I’ve walked its street many times, down Boulevard Strasbourg in the 10e, but my eyes had always been somewhere else before, so until last fall I had never noticed the Theatre Antoine.
And it wasn’t until I was long home and sorting pictures that it became anything more than a few images of 19th-century facade decoration in my mind.
But it didn’t take long to discover that not only is it still operating (gates covered the front when I passed) but is still, as it has been for most of its 150-year history, a venue for experimental and avant-garde theatre. In the 1940s, it saw the premieres of most of Jean-Paul Sartre’s plays.

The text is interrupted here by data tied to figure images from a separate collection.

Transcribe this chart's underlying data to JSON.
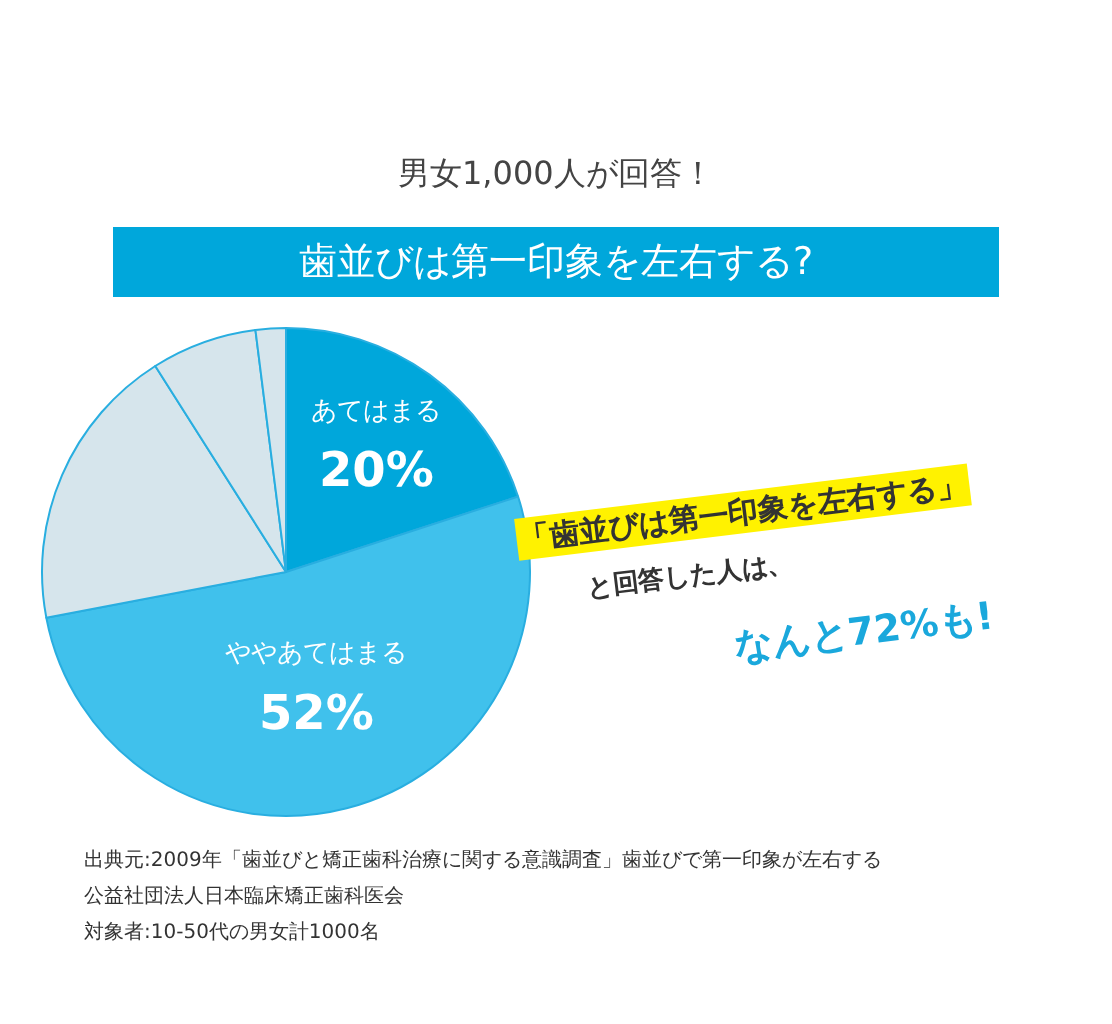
{
  "chart_data": {
    "type": "pie",
    "title": "男女1,000人が回答！",
    "subtitle": "歯並びは第一印象を左右する?",
    "categories": [
      "あてはまる",
      "ややあてはまる",
      null,
      null,
      null
    ],
    "values": [
      20,
      52,
      19,
      7,
      2
    ],
    "value_labels": [
      "20%",
      "52%",
      null,
      null,
      null
    ],
    "colors": [
      "#00a7db",
      "#40c1ec",
      "#d6e5ec",
      "#d6e5ec",
      "#d6e5ec"
    ],
    "legend": false,
    "annotations": [
      "「歯並びは第一印象を左右する」",
      "と回答した人は、",
      "なんと72%も!",
      "出典元:2009年「歯並びと矯正歯科治療に関する意識調査」歯並びで第一印象が左右する",
      "公益社団法人日本臨床矯正歯科医会",
      "対象者:10-50代の男女計1000名"
    ]
  }
}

Other notable names that have had connections over the years include Albert Camus, Jean Cocteau and Arthur Miller; directors who have worked there include Peter Brook, Sacha Guitry and Simone Berriau who ran the theatre for many years. Isabelle Huppert, Anouk Aimee, Jeanne Moreau Gerard Depardieu and Jean-Louis Trintignant are among those who’ve performed there.
It’s passed through several sets of hands, of course, since Andre Antoine was forced to sell it in 1994 when he ran out of money. But then, it had already had a number of names when he bought it in 1888. It was built in 1866 as the Theatre des Menus-Plaisirs, and was later Theatre des Arts, Opera-Bouffe and Comedie-Parisienne. The street decorations, dated 1880 and 1881 are probably the Comedie’s additions.
Antoine’s theatre company, the ‘Free Theatre’ or Theatre Libre only lasted eight years, but it was a pioneering presenter of naturalistic theatre and had a long influence on other companies.